[VI]
ALONG THE NORTH SHORE
Apparently the great Nanabozho looked upon the treasure-seekers with favor, for the next morning dawned bright, clear and with a favorable breeze. They started early to the tune of
“Fringue, fringue, sur la rivière,
Fringue, fringue, sur l’aviron.”
“Speed, speed on the river,
Speed, speed with the oar.”
Making good time, they continued northward into Michipicoten Bay. On the Michipicoten River, which empties into the head of the bay, was a trading station. They did not wish to land there, but hoped to pass unobserved and to avoid any one going to or coming from the post. It was late in the season for white men to be traveling towards the western end of the lake, and questions or even unspoken curiosity might be embarrassing.
So, on reaching a beach, the only one they noticed along that bold, steep stretch of shore, they decided to land and wait for darkness before running past the post.
The manito continued to be kind to them, for during the afternoon a haze spread over the sky. When the fog on the water became thick enough to furnish cover, the adventurers set out again, paddling along the steep shore, gray and indistinct in the mist, the Indian keeping a sharp lookout for detached rocks. As they neared the mouth of the Michipicoten, they went farther out, and passed noiselessly, completely hidden in the fog. Not caring to risk traveling in the thick obscurity of a foggy night, they made camp before dark a few miles beyond the river.

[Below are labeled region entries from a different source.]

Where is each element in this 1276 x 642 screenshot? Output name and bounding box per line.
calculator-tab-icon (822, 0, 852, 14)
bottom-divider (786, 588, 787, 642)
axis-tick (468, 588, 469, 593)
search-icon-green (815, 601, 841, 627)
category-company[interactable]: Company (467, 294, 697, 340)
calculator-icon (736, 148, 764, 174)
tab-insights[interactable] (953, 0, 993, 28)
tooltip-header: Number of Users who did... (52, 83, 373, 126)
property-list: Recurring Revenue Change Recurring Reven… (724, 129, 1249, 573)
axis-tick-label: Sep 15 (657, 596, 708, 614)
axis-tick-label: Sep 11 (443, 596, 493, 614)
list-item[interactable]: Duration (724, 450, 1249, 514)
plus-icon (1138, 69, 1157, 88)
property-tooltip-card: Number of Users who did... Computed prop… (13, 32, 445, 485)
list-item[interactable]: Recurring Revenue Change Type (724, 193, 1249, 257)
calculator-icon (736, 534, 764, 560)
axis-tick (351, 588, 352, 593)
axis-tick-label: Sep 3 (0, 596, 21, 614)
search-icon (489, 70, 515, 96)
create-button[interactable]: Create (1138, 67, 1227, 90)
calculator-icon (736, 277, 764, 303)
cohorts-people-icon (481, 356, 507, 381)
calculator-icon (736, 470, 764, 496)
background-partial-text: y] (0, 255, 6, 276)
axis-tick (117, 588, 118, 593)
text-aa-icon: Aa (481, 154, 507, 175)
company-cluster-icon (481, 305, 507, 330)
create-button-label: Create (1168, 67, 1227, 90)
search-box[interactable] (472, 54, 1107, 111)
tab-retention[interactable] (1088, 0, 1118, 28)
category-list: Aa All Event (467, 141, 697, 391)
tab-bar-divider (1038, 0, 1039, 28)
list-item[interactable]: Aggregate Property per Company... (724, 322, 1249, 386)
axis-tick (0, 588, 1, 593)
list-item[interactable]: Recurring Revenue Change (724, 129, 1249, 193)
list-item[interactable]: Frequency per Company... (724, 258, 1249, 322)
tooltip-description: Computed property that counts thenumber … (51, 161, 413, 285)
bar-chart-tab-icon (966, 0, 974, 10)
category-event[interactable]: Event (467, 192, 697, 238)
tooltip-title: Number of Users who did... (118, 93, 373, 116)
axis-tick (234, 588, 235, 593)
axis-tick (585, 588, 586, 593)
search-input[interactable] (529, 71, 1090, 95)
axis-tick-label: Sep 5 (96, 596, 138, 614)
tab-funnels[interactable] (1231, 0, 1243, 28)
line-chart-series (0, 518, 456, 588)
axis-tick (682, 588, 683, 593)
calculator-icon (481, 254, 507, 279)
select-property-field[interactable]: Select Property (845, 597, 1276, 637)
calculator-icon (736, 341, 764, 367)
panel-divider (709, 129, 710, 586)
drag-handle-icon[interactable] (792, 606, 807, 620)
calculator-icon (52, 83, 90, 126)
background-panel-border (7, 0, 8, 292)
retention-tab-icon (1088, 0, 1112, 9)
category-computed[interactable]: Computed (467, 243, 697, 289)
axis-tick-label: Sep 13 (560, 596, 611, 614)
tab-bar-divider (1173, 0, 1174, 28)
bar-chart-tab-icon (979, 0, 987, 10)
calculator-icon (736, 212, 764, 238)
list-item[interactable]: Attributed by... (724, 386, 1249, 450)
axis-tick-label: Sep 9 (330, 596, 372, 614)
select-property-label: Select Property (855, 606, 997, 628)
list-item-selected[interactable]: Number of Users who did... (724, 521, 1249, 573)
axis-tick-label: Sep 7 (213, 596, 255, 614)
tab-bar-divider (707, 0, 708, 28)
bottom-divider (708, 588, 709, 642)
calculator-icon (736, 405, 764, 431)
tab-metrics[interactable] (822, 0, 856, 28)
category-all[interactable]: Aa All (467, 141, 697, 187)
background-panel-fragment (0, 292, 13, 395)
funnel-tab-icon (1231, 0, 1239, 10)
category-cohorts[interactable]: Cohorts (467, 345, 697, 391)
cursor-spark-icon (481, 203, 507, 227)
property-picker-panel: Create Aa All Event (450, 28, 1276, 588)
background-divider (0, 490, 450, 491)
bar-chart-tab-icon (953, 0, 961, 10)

The next morning they embarked at dawn and went on under cover of the fog, but the rising sun soon dispersed it. They were now traveling directly west. After passing Point Isacor, they could see clearly, ten or twelve miles to the south, Michipicoten Island or Isle de Maurepas, as the French named it, after the Comte de Maurepas, minister of marine under Louis XV. Alexander Henry the elder visited that island, and it was the Indians who guided him there who told him of another isle farther to the south, where the sands were yellow and shining. According to Nangotook, those Indians had deliberately deceived the white man, taking him intentionally to the wrong island. The boys gazed with new interest at the high pile of rock and forest, and Jean related to Ronald a legend that one of the old French missionaries had heard from the savages more than a century before and had written down.